EU ONLY, straight auto-select:
374/374 lots, 4 stores, £438.67

Now of course with 16 less stores, I am saving a considerable amount of shipping,
however we are not accounting for the additional 5% Paypal fees from most EU
stores. So average £2 shipping across the UK stores, add 5% to the EU store prices,
and I am still saving £100 by giving the auto-select LESS choice.

Maybe it is just not designed for such a large number of lots, but my list was
just the parts for two medium sized Star Wars models from Brickvault. That seems
like it would be a popular use case.

So what is the solution?

Work backwards. Start with the stores, then find the parts.

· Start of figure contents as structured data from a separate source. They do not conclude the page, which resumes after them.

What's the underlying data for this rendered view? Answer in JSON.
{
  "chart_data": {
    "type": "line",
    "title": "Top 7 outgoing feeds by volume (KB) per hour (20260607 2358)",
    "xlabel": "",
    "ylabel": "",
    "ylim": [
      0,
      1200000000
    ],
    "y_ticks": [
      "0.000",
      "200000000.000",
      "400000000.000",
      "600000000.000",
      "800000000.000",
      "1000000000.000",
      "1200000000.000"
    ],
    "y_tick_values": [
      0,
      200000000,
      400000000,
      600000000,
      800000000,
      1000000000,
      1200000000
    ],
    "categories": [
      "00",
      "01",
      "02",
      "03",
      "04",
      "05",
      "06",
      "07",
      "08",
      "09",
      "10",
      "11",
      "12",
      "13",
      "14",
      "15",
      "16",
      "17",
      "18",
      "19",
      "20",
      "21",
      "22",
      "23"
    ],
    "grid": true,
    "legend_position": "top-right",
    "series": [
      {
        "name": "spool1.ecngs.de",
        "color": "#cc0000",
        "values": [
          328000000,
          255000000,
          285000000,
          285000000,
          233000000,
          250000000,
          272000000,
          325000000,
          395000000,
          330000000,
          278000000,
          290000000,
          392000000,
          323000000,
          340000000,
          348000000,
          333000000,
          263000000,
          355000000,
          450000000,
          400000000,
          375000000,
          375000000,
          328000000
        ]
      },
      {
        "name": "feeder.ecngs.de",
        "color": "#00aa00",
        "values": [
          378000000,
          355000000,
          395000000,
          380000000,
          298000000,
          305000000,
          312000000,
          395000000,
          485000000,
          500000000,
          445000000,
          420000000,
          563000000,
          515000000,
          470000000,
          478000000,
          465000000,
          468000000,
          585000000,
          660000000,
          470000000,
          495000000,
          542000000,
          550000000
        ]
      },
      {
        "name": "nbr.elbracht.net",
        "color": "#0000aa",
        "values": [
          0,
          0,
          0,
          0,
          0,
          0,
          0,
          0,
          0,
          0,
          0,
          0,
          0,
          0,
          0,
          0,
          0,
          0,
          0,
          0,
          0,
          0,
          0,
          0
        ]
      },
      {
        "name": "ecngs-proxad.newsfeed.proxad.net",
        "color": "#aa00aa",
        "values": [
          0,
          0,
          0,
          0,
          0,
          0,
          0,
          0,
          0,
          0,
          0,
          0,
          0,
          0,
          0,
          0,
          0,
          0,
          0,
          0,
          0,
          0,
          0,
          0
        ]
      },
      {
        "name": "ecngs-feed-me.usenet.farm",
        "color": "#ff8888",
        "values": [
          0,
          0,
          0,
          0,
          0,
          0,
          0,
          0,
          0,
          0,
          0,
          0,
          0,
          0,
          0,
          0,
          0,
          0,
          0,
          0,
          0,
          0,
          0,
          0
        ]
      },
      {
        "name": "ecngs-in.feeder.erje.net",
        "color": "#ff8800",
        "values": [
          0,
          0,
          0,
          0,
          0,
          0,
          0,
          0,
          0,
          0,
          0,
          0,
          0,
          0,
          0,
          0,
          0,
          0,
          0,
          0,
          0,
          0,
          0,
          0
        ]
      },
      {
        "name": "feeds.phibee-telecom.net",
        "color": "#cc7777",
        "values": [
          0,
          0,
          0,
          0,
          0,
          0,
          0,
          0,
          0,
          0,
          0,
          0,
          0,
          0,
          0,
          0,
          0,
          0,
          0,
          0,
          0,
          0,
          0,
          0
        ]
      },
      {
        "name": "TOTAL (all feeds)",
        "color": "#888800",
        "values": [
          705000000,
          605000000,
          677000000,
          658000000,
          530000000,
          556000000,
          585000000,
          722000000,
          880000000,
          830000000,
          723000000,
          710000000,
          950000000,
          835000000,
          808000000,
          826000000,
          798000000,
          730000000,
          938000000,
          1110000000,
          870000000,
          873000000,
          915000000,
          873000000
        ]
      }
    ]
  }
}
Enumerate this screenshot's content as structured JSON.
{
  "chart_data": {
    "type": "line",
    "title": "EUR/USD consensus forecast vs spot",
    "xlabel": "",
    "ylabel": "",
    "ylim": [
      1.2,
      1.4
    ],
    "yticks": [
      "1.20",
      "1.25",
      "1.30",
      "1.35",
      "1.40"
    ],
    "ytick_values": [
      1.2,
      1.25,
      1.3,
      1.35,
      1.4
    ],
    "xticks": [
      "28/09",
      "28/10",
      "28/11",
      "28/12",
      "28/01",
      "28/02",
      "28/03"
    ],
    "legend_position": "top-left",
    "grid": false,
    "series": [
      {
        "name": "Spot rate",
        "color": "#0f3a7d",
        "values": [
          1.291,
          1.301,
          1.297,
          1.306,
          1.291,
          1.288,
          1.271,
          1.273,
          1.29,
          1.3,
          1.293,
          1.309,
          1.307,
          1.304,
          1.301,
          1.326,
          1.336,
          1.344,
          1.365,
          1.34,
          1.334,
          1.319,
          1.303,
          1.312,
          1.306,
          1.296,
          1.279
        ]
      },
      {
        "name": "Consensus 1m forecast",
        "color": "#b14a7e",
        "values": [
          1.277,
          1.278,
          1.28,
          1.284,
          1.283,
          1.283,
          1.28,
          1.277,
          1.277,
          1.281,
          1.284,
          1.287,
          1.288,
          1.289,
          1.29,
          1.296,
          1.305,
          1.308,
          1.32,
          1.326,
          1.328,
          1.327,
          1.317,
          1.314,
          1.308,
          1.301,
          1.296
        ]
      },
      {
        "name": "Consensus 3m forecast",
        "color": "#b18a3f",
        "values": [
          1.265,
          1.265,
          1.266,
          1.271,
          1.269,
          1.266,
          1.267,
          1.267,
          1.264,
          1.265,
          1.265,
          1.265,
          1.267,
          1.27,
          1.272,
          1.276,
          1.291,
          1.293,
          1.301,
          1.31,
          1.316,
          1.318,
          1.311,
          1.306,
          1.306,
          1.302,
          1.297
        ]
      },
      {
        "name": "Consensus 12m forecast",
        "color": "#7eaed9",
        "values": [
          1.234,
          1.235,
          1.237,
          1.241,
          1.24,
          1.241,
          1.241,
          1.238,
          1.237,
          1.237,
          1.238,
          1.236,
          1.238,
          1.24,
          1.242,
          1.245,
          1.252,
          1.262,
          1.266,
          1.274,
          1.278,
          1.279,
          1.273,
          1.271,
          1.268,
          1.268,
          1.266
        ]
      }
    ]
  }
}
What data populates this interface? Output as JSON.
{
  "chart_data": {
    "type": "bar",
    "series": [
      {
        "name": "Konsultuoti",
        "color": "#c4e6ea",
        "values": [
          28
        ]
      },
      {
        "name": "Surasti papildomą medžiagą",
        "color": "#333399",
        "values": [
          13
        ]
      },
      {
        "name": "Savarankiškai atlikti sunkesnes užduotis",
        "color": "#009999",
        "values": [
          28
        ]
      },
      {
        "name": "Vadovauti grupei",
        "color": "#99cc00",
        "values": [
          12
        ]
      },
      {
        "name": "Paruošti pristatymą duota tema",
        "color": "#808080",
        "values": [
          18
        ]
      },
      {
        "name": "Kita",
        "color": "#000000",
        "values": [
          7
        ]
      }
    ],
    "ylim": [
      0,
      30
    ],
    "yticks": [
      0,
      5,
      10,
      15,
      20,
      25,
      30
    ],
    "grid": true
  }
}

With so many stores having a whole myriad of different fees and limits these
days, it makes more sense to start with stores you are comfortable buying from,
and work from there.

I have attached an image of a piece of software that was written by BobDeQuatre
in 2013. It would load your wanted list, then you could give it stores you wanted
to buy from and it would cross reference the prices of all the parts between
the stores. You could then select which parts to buy from each and create the
relevant wanted lists. (if this was built in to BL you could of course just create
carts).

Sadly the software soon broke due to changes on BLs end before it ever had time
to gain traction, and the author did not care to work on the project any longer.

I used this to put together this MOC:
https://rebrickable.com/mocs/MOC-6703/thire5/ucs-arc-170-starfighter/#comments

It was by far the easiest buying experience I have ever had as well as being
the largest MOC I have put together with parts from BL.

You can use the current features to find some stores with a lot of parts you
need with fair prices and terms that an auto finder cannot account for, put them
into this software and cross reference.

Need a rare part? Find a store manually that has it, put that into your table.
That store also had a few of your other parts cheaper than your other chosen
stores? Accounted for.

Unfortunately I am not a programmer, nor do I have the funds that it would take
to hire one, but I think this solution is worth something. I can offer up a token
£100 to anyone that would like a bit of a coding project to dabble with that
could be very beneficial for buyers and sellers alike.

Sorry for the ramble. Any thoughts?

You may noticed that there are stores which generally have everything, but for
truly outrageous prices. Like 2$ for a standard common 1x2 plate and such. Bricklink
algorithm likes to pick pieces from as few stores as possible and so ends up
picking them from super expensive ones.

The simple and working solution is to go through list of stores and if you see
one offering pieces for absurd prices, mark it as "disliked" and then use a checkbox
for not picking disliked stores. I have about 15 stores disliked in EU and get
nice and predictable results almost every time.